The Impact of Large Language Models (LLMs) on Code Review Process
Antonio Collante, Samuel Abedu, SayedHassan Khatoonabadi, Ahmad Abdellatif, Ebube Alor, Emad Shihab
TL;DR
This paper investigates the phase-specific impact of GPT-based assistance on GitHub pull request workflows by building a dataset of $25{,}473$ PRs from $9{,}254$ repositories and labeling GPT-assisted instances through a semi-automated heuristic process. Using a combination of Manhattan-distance alignment and a two-stage event labeling scheme, the study applies a multiple linear regression model and the Mann-Whitney U test to compare GPT-assisted and non-assisted PRs across PR phases. Findings show GPT-assisted PRs reduce median merge time from $23$ hours to $9$ hours (approximately a $61\%$ improvement), with the most pronounced phase gains in Review ($1$h vs $3$h) and Waiting for Changes ($3$h vs $24$h), while the Change phase shows minimal difference. The work reveals GPT is predominantly used for enhancements, bug fixes, and documentation, suggesting GPT acts as a targeted augmentation tool to accelerate iterative code review tasks, offering practical guidance for integrating AI into software development while highlighting areas for further methodological and validity enhancements.
Abstract
Large language models (LLMs) have recently gained prominence in the field of software development, significantly boosting productivity and simplifying teamwork. Although prior studies have examined task-specific applications, the phase-specific effects of LLM assistance on the efficiency of code review processes remain underexplored. This research investigates the effect of GPT on GitHub pull request (PR) workflows, with a focus on reducing resolution time, optimizing phase-specific performance, and assisting developers. We curated a dataset of 25,473 PRs from 9,254 GitHub projects and identified GPT-assisted PRs using a semi-automated heuristic approach that combines keyword-based detection, regular expression filtering, and manual verification until achieving 95% labeling accuracy.
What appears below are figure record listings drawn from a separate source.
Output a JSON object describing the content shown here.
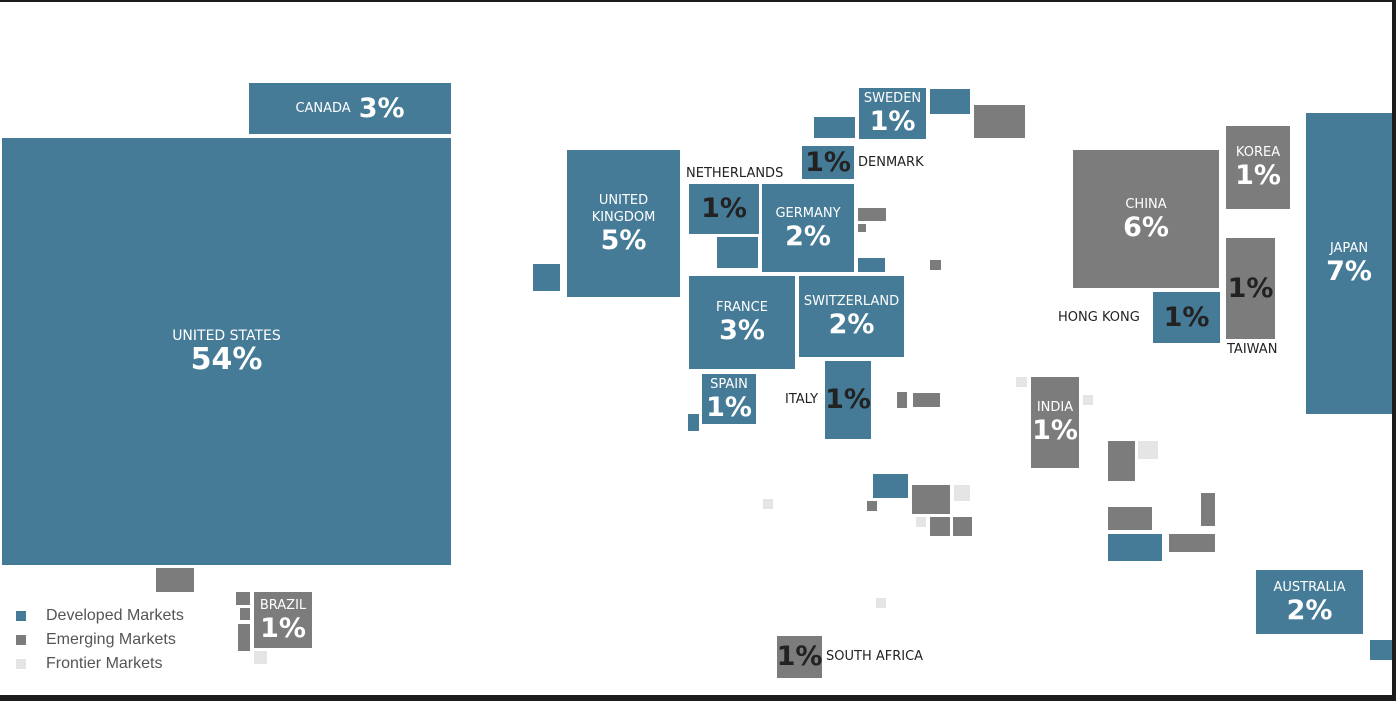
{
  "countries": [
    {
      "name": "UNITED STATES",
      "share": "54%"
    },
    {
      "name": "CANADA",
      "share": "3%"
    },
    {
      "name": "UNITED KINGDOM",
      "share": "5%"
    },
    {
      "name": "NETHERLANDS",
      "share": "1%"
    },
    {
      "name": "GERMANY",
      "share": "2%"
    },
    {
      "name": "SWEDEN",
      "share": "1%"
    },
    {
      "name": "DENMARK",
      "share": "1%"
    },
    {
      "name": "FRANCE",
      "share": "3%"
    },
    {
      "name": "SWITZERLAND",
      "share": "2%"
    },
    {
      "name": "SPAIN",
      "share": "1%"
    },
    {
      "name": "ITALY",
      "share": "1%"
    },
    {
      "name": "CHINA",
      "share": "6%"
    },
    {
      "name": "KOREA",
      "share": "1%"
    },
    {
      "name": "TAIWAN",
      "share": "1%"
    },
    {
      "name": "HONG KONG",
      "share": "1%"
    },
    {
      "name": "JAPAN",
      "share": "7%"
    },
    {
      "name": "INDIA",
      "share": "1%"
    },
    {
      "name": "AUSTRALIA",
      "share": "2%"
    },
    {
      "name": "BRAZIL",
      "share": "1%"
    },
    {
      "name": "SOUTH AFRICA",
      "share": "1%"
    }
  ],
  "legend": [
    {
      "label": "Developed Markets",
      "color": "#457b97"
    },
    {
      "label": "Emerging Markets",
      "color": "#7c7c7c"
    },
    {
      "label": "Frontier Markets",
      "color": "#e5e5e5"
    }
  ]
}
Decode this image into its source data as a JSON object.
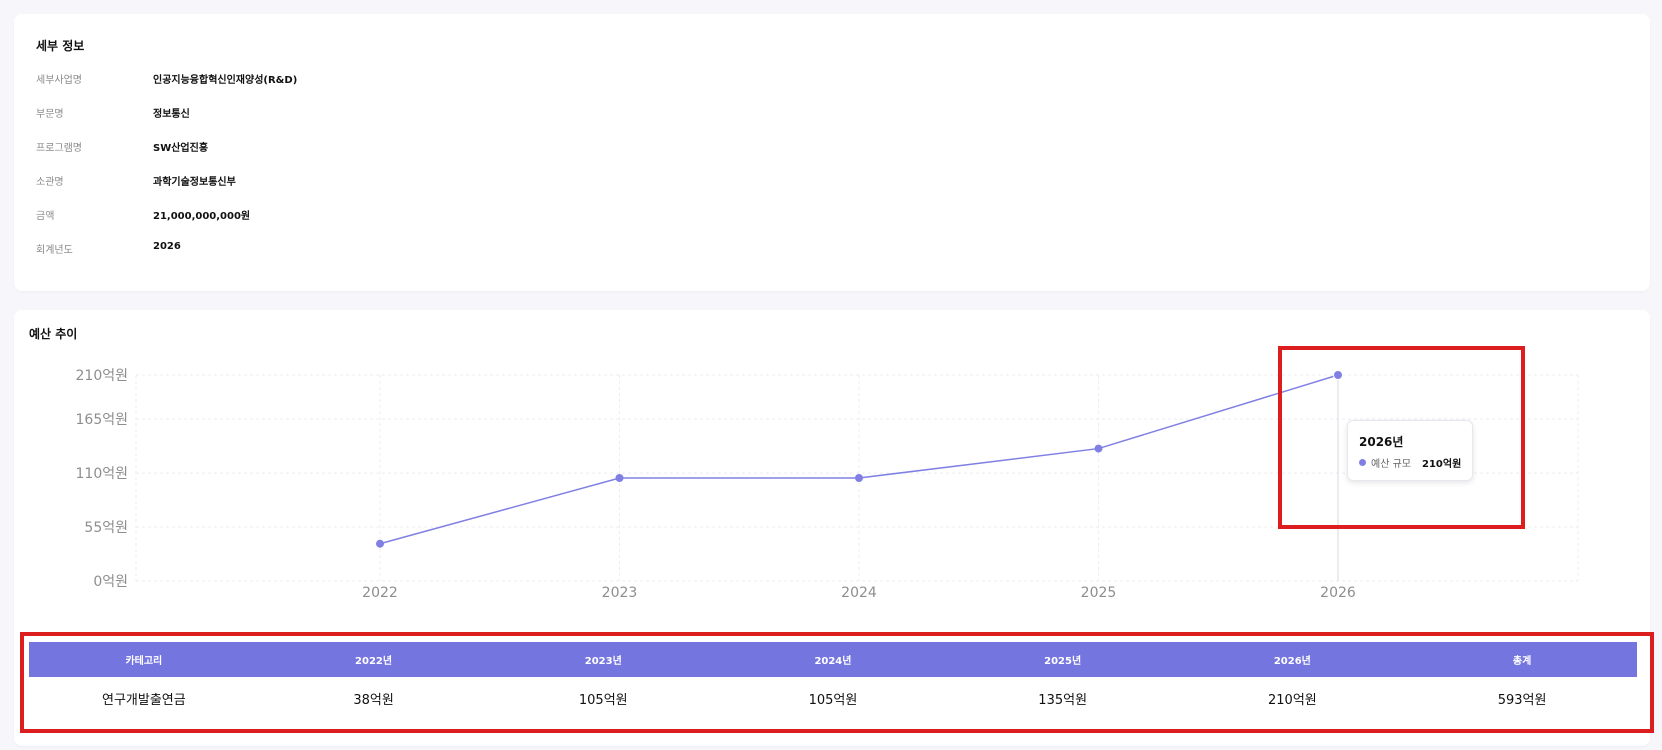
{
  "detail": {
    "title": "세부 정보",
    "rows": [
      {
        "label": "세부사업명",
        "value": "인공지능융합혁신인재양성(R&D)"
      },
      {
        "label": "부문명",
        "value": "정보통신"
      },
      {
        "label": "프로그램명",
        "value": "SW산업진흥"
      },
      {
        "label": "소관명",
        "value": "과학기술정보통신부"
      },
      {
        "label": "금액",
        "value": "21,000,000,000원"
      },
      {
        "label": "회계년도",
        "value": "2026"
      }
    ]
  },
  "chart_section": {
    "title": "예산 추이"
  },
  "chart_data": {
    "type": "line",
    "x": [
      "2022",
      "2023",
      "2024",
      "2025",
      "2026"
    ],
    "series": [
      {
        "name": "예산 규모",
        "values": [
          38,
          105,
          105,
          135,
          210
        ],
        "color": "#8080e4"
      }
    ],
    "ylim": [
      0,
      210
    ],
    "yticks": [
      0,
      55,
      110,
      165,
      210
    ],
    "ytick_labels": [
      "0억원",
      "55억원",
      "110억원",
      "165억원",
      "210억원"
    ],
    "grid": true,
    "xlabel": "",
    "ylabel": ""
  },
  "tooltip": {
    "title": "2026년",
    "series_label": "예산 규모",
    "value": "210억원",
    "dot_color": "#8080e4"
  },
  "table": {
    "headers": [
      "카테고리",
      "2022년",
      "2023년",
      "2024년",
      "2025년",
      "2026년",
      "총계"
    ],
    "rows": [
      [
        "연구개발출연금",
        "38억원",
        "105억원",
        "105억원",
        "135억원",
        "210억원",
        "593억원"
      ]
    ]
  },
  "colors": {
    "accent": "#7575e0",
    "line": "#8080e4",
    "highlight": "#dc1e1e",
    "background": "#f7f7fb"
  }
}
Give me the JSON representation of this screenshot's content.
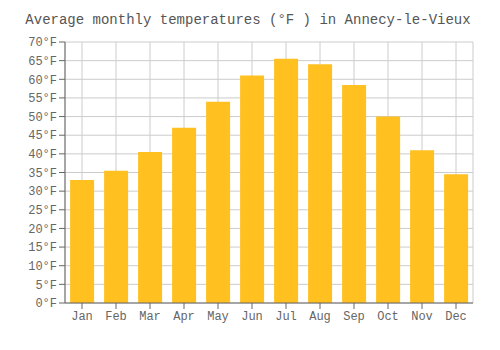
{
  "chart_data": {
    "type": "bar",
    "title": "Average monthly temperatures (°F ) in Annecy-le-Vieux",
    "categories": [
      "Jan",
      "Feb",
      "Mar",
      "Apr",
      "May",
      "Jun",
      "Jul",
      "Aug",
      "Sep",
      "Oct",
      "Nov",
      "Dec"
    ],
    "values": [
      33,
      35.5,
      40.5,
      47,
      54,
      61,
      65.5,
      64,
      58.5,
      50,
      41,
      34.5
    ],
    "color": "#FFC020",
    "ylim": [
      0,
      70
    ],
    "yticks": [
      {
        "value": 0,
        "label": "0°F"
      },
      {
        "value": 5,
        "label": "5°F"
      },
      {
        "value": 10,
        "label": "10°F"
      },
      {
        "value": 15,
        "label": "15°F"
      },
      {
        "value": 20,
        "label": "20°F"
      },
      {
        "value": 25,
        "label": "25°F"
      },
      {
        "value": 30,
        "label": "30°F"
      },
      {
        "value": 35,
        "label": "35°F"
      },
      {
        "value": 40,
        "label": "40°F"
      },
      {
        "value": 45,
        "label": "45°F"
      },
      {
        "value": 50,
        "label": "50°F"
      },
      {
        "value": 55,
        "label": "55°F"
      },
      {
        "value": 60,
        "label": "60°F"
      },
      {
        "value": 65,
        "label": "65°F"
      },
      {
        "value": 70,
        "label": "70°F"
      }
    ],
    "grid": true
  }
}
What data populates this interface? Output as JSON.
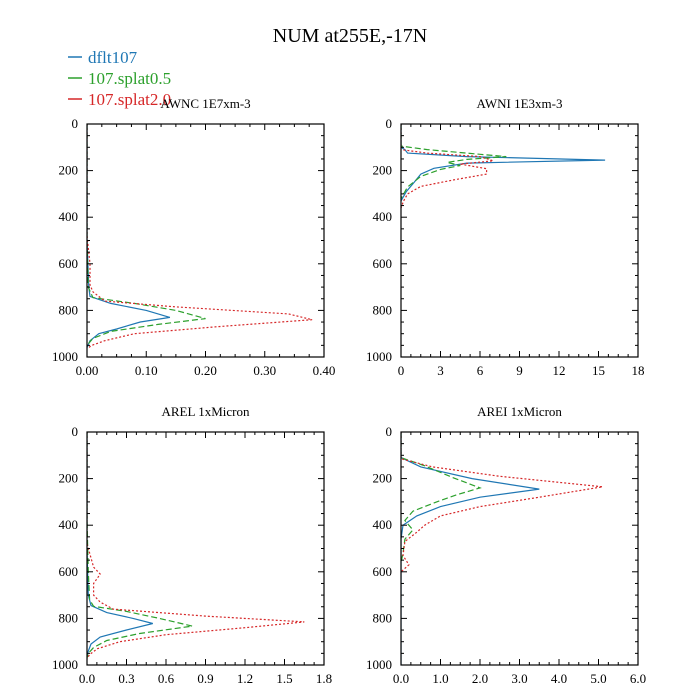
{
  "title": "NUM at255E,-17N",
  "legend": [
    {
      "name": "dflt107",
      "color": "#1f77b4",
      "dash": "solid"
    },
    {
      "name": "107.splat0.5",
      "color": "#2ca02c",
      "dash": "dashed"
    },
    {
      "name": "107.splat2.0",
      "color": "#d62728",
      "dash": "dotted"
    }
  ],
  "chart_data": [
    {
      "type": "line",
      "title": "AWNC  1E7xm-3",
      "xlim": [
        0,
        0.4
      ],
      "xticks": [
        0,
        0.1,
        0.2,
        0.3,
        0.4
      ],
      "xtick_labels": [
        "0.00",
        "0.10",
        "0.20",
        "0.30",
        "0.40"
      ],
      "ylim": [
        1000,
        0
      ],
      "yticks": [
        0,
        200,
        400,
        600,
        800,
        1000
      ],
      "ytick_labels": [
        "0",
        "200",
        "400",
        "600",
        "800",
        "1000"
      ],
      "series": [
        {
          "name": "dflt107",
          "points": [
            [
              0,
              0
            ],
            [
              0,
              500
            ],
            [
              0.003,
              700
            ],
            [
              0.005,
              740
            ],
            [
              0.04,
              770
            ],
            [
              0.1,
              800
            ],
            [
              0.14,
              830
            ],
            [
              0.09,
              850
            ],
            [
              0.05,
              880
            ],
            [
              0.02,
              900
            ],
            [
              0.005,
              930
            ],
            [
              0,
              960
            ]
          ]
        },
        {
          "name": "107.splat0.5",
          "points": [
            [
              0,
              0
            ],
            [
              0,
              500
            ],
            [
              0.002,
              700
            ],
            [
              0.01,
              745
            ],
            [
              0.08,
              770
            ],
            [
              0.15,
              800
            ],
            [
              0.2,
              835
            ],
            [
              0.12,
              860
            ],
            [
              0.04,
              890
            ],
            [
              0.01,
              920
            ],
            [
              0,
              950
            ]
          ]
        },
        {
          "name": "107.splat2.0",
          "points": [
            [
              0,
              0
            ],
            [
              0,
              480
            ],
            [
              0.005,
              600
            ],
            [
              0.005,
              690
            ],
            [
              0.01,
              720
            ],
            [
              0.03,
              760
            ],
            [
              0.15,
              785
            ],
            [
              0.34,
              815
            ],
            [
              0.38,
              840
            ],
            [
              0.22,
              870
            ],
            [
              0.08,
              900
            ],
            [
              0.03,
              930
            ],
            [
              0.008,
              950
            ],
            [
              0,
              965
            ]
          ]
        }
      ]
    },
    {
      "type": "line",
      "title": "AWNI  1E3xm-3",
      "xlim": [
        0,
        18
      ],
      "xticks": [
        0,
        3,
        6,
        9,
        12,
        15,
        18
      ],
      "xtick_labels": [
        "0",
        "3",
        "6",
        "9",
        "12",
        "15",
        "18"
      ],
      "ylim": [
        1000,
        0
      ],
      "yticks": [
        0,
        200,
        400,
        600,
        800,
        1000
      ],
      "ytick_labels": [
        "0",
        "200",
        "400",
        "600",
        "800",
        "1000"
      ],
      "series": [
        {
          "name": "dflt107",
          "points": [
            [
              0,
              0
            ],
            [
              0,
              100
            ],
            [
              0.3,
              110
            ],
            [
              0.5,
              125
            ],
            [
              5,
              140
            ],
            [
              15.5,
              155
            ],
            [
              5,
              168
            ],
            [
              2.5,
              190
            ],
            [
              1.5,
              215
            ],
            [
              1,
              250
            ],
            [
              0.4,
              290
            ],
            [
              0,
              330
            ]
          ]
        },
        {
          "name": "107.splat0.5",
          "points": [
            [
              0,
              0
            ],
            [
              0,
              95
            ],
            [
              2,
              110
            ],
            [
              6,
              130
            ],
            [
              8,
              140
            ],
            [
              5,
              152
            ],
            [
              3.5,
              165
            ],
            [
              4.5,
              178
            ],
            [
              3,
              195
            ],
            [
              1.5,
              225
            ],
            [
              0.5,
              270
            ],
            [
              0,
              320
            ]
          ]
        },
        {
          "name": "107.splat2.0",
          "points": [
            [
              0,
              0
            ],
            [
              0,
              110
            ],
            [
              2,
              125
            ],
            [
              6,
              140
            ],
            [
              7,
              158
            ],
            [
              4.5,
              172
            ],
            [
              6.5,
              192
            ],
            [
              6.5,
              215
            ],
            [
              4,
              240
            ],
            [
              1.5,
              268
            ],
            [
              0.5,
              300
            ],
            [
              0.2,
              330
            ],
            [
              0,
              360
            ]
          ]
        }
      ]
    },
    {
      "type": "line",
      "title": "AREL  1xMicron",
      "xlim": [
        0,
        1.8
      ],
      "xticks": [
        0,
        0.3,
        0.6,
        0.9,
        1.2,
        1.5,
        1.8
      ],
      "xtick_labels": [
        "0.0",
        "0.3",
        "0.6",
        "0.9",
        "1.2",
        "1.5",
        "1.8"
      ],
      "ylim": [
        1000,
        0
      ],
      "yticks": [
        0,
        200,
        400,
        600,
        800,
        1000
      ],
      "ytick_labels": [
        "0",
        "200",
        "400",
        "600",
        "800",
        "1000"
      ],
      "series": [
        {
          "name": "dflt107",
          "points": [
            [
              0,
              0
            ],
            [
              0,
              500
            ],
            [
              0.01,
              700
            ],
            [
              0.03,
              745
            ],
            [
              0.15,
              775
            ],
            [
              0.35,
              800
            ],
            [
              0.5,
              822
            ],
            [
              0.3,
              850
            ],
            [
              0.1,
              880
            ],
            [
              0.03,
              910
            ],
            [
              0.01,
              940
            ],
            [
              0,
              965
            ]
          ]
        },
        {
          "name": "107.splat0.5",
          "points": [
            [
              0,
              0
            ],
            [
              0,
              380
            ],
            [
              0.01,
              600
            ],
            [
              0.02,
              720
            ],
            [
              0.05,
              748
            ],
            [
              0.3,
              770
            ],
            [
              0.55,
              800
            ],
            [
              0.8,
              833
            ],
            [
              0.4,
              865
            ],
            [
              0.15,
              895
            ],
            [
              0.05,
              925
            ],
            [
              0.01,
              950
            ],
            [
              0,
              970
            ]
          ]
        },
        {
          "name": "107.splat2.0",
          "points": [
            [
              0,
              0
            ],
            [
              0,
              480
            ],
            [
              0.05,
              580
            ],
            [
              0.1,
              610
            ],
            [
              0.05,
              650
            ],
            [
              0.05,
              700
            ],
            [
              0.1,
              730
            ],
            [
              0.2,
              760
            ],
            [
              0.9,
              790
            ],
            [
              1.65,
              815
            ],
            [
              1.2,
              840
            ],
            [
              0.6,
              870
            ],
            [
              0.25,
              900
            ],
            [
              0.08,
              930
            ],
            [
              0.02,
              955
            ],
            [
              0,
              975
            ]
          ]
        }
      ]
    },
    {
      "type": "line",
      "title": "AREI  1xMicron",
      "xlim": [
        0,
        6
      ],
      "xticks": [
        0,
        1,
        2,
        3,
        4,
        5,
        6
      ],
      "xtick_labels": [
        "0.0",
        "1.0",
        "2.0",
        "3.0",
        "4.0",
        "5.0",
        "6.0"
      ],
      "ylim": [
        1000,
        0
      ],
      "yticks": [
        0,
        200,
        400,
        600,
        800,
        1000
      ],
      "ytick_labels": [
        "0",
        "200",
        "400",
        "600",
        "800",
        "1000"
      ],
      "series": [
        {
          "name": "dflt107",
          "points": [
            [
              0,
              0
            ],
            [
              0,
              110
            ],
            [
              0.5,
              150
            ],
            [
              1.8,
              200
            ],
            [
              3.5,
              245
            ],
            [
              2,
              280
            ],
            [
              1,
              320
            ],
            [
              0.4,
              360
            ],
            [
              0.05,
              400
            ],
            [
              0,
              460
            ],
            [
              0,
              1000
            ]
          ]
        },
        {
          "name": "107.splat0.5",
          "points": [
            [
              0,
              0
            ],
            [
              0,
              110
            ],
            [
              0.6,
              145
            ],
            [
              1.3,
              195
            ],
            [
              2.0,
              240
            ],
            [
              1.4,
              270
            ],
            [
              0.9,
              300
            ],
            [
              0.3,
              340
            ],
            [
              0.1,
              380
            ],
            [
              0.3,
              420
            ],
            [
              0.1,
              460
            ],
            [
              0.05,
              520
            ],
            [
              0,
              560
            ]
          ]
        },
        {
          "name": "107.splat2.0",
          "points": [
            [
              0,
              0
            ],
            [
              0,
              115
            ],
            [
              0.8,
              150
            ],
            [
              2.5,
              190
            ],
            [
              5.1,
              235
            ],
            [
              3.5,
              280
            ],
            [
              2,
              320
            ],
            [
              1,
              360
            ],
            [
              0.6,
              400
            ],
            [
              0.4,
              430
            ],
            [
              0.1,
              470
            ],
            [
              0.05,
              530
            ],
            [
              0.2,
              570
            ],
            [
              0,
              600
            ]
          ]
        }
      ]
    }
  ]
}
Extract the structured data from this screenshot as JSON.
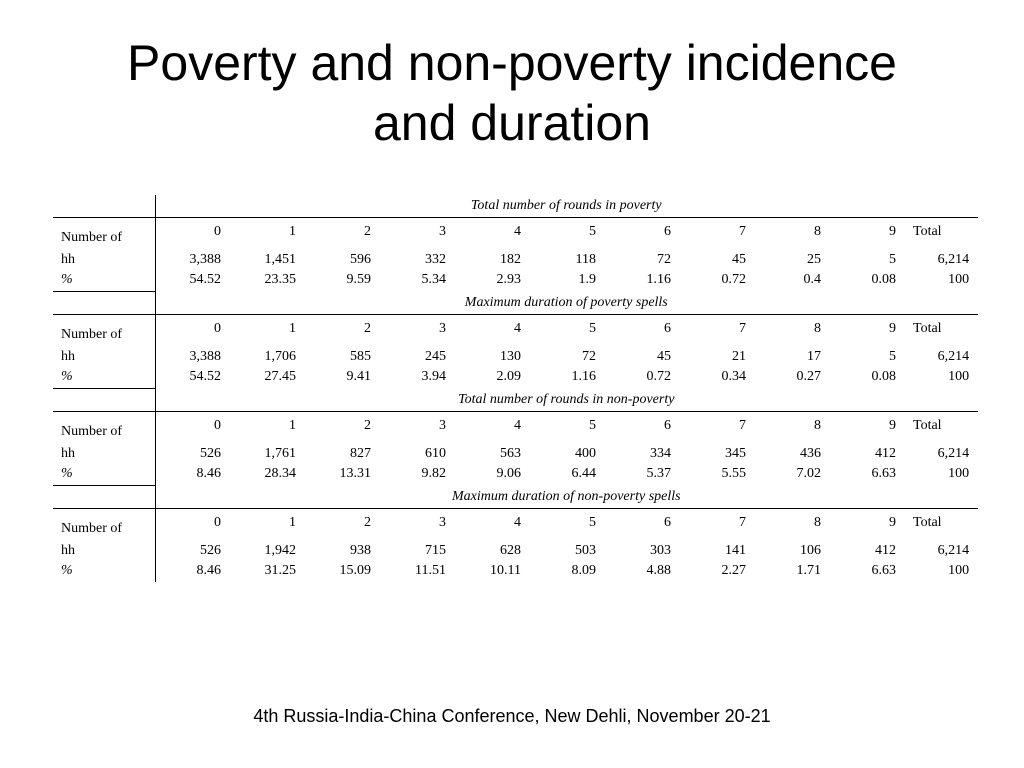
{
  "slide": {
    "title_line1": "Poverty and non-poverty incidence",
    "title_line2": "and duration",
    "footer": "4th Russia-India-China Conference, New Dehli, November 20-21"
  },
  "table": {
    "row_label_count_1": "Number of",
    "row_label_count_2": "hh",
    "row_label_pct": "%",
    "sections": [
      {
        "heading": "Total number of rounds in poverty",
        "columns": [
          "0",
          "1",
          "2",
          "3",
          "4",
          "5",
          "6",
          "7",
          "8",
          "9",
          "Total"
        ],
        "counts": [
          "3,388",
          "1,451",
          "596",
          "332",
          "182",
          "118",
          "72",
          "45",
          "25",
          "5",
          "6,214"
        ],
        "percents": [
          "54.52",
          "23.35",
          "9.59",
          "5.34",
          "2.93",
          "1.9",
          "1.16",
          "0.72",
          "0.4",
          "0.08",
          "100"
        ]
      },
      {
        "heading": "Maximum duration of poverty spells",
        "columns": [
          "0",
          "1",
          "2",
          "3",
          "4",
          "5",
          "6",
          "7",
          "8",
          "9",
          "Total"
        ],
        "counts": [
          "3,388",
          "1,706",
          "585",
          "245",
          "130",
          "72",
          "45",
          "21",
          "17",
          "5",
          "6,214"
        ],
        "percents": [
          "54.52",
          "27.45",
          "9.41",
          "3.94",
          "2.09",
          "1.16",
          "0.72",
          "0.34",
          "0.27",
          "0.08",
          "100"
        ]
      },
      {
        "heading": "Total number of rounds in non-poverty",
        "columns": [
          "0",
          "1",
          "2",
          "3",
          "4",
          "5",
          "6",
          "7",
          "8",
          "9",
          "Total"
        ],
        "counts": [
          "526",
          "1,761",
          "827",
          "610",
          "563",
          "400",
          "334",
          "345",
          "436",
          "412",
          "6,214"
        ],
        "percents": [
          "8.46",
          "28.34",
          "13.31",
          "9.82",
          "9.06",
          "6.44",
          "5.37",
          "5.55",
          "7.02",
          "6.63",
          "100"
        ]
      },
      {
        "heading": "Maximum duration of non-poverty spells",
        "columns": [
          "0",
          "1",
          "2",
          "3",
          "4",
          "5",
          "6",
          "7",
          "8",
          "9",
          "Total"
        ],
        "counts": [
          "526",
          "1,942",
          "938",
          "715",
          "628",
          "503",
          "303",
          "141",
          "106",
          "412",
          "6,214"
        ],
        "percents": [
          "8.46",
          "31.25",
          "15.09",
          "11.51",
          "10.11",
          "8.09",
          "4.88",
          "2.27",
          "1.71",
          "6.63",
          "100"
        ]
      }
    ]
  }
}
We then applied statistical modeling, including multiple linear regression and Mann-Whitney U test, to evaluate differences between GPT-assisted and non-assisted PRs, both at the overall resolution level and across distinct review phases. Our research has revealed that early adoption of GPT can substantially boost the effectiveness of the PR process, leading to considerable time savings at various stages. Our findings suggest that GPT-assisted PRs reduced median resolution time by more than 60% (9 hours compared to 23 hours for non-assisted PRs). We discovered that utilizing GPT can reduce the review time by 33% and the waiting time before acceptance by 87%. Analyzing a sample dataset of 300 GPT-assisted PRs, we discovered that developers predominantly use GPT for code optimization (60%), bug fixing (26%), and documentation updates (12%). This research sheds light on the impact of the GPT model on the code review process, offering actionable insights for software teams seeking to enhance workflows and promote seamless collaboration.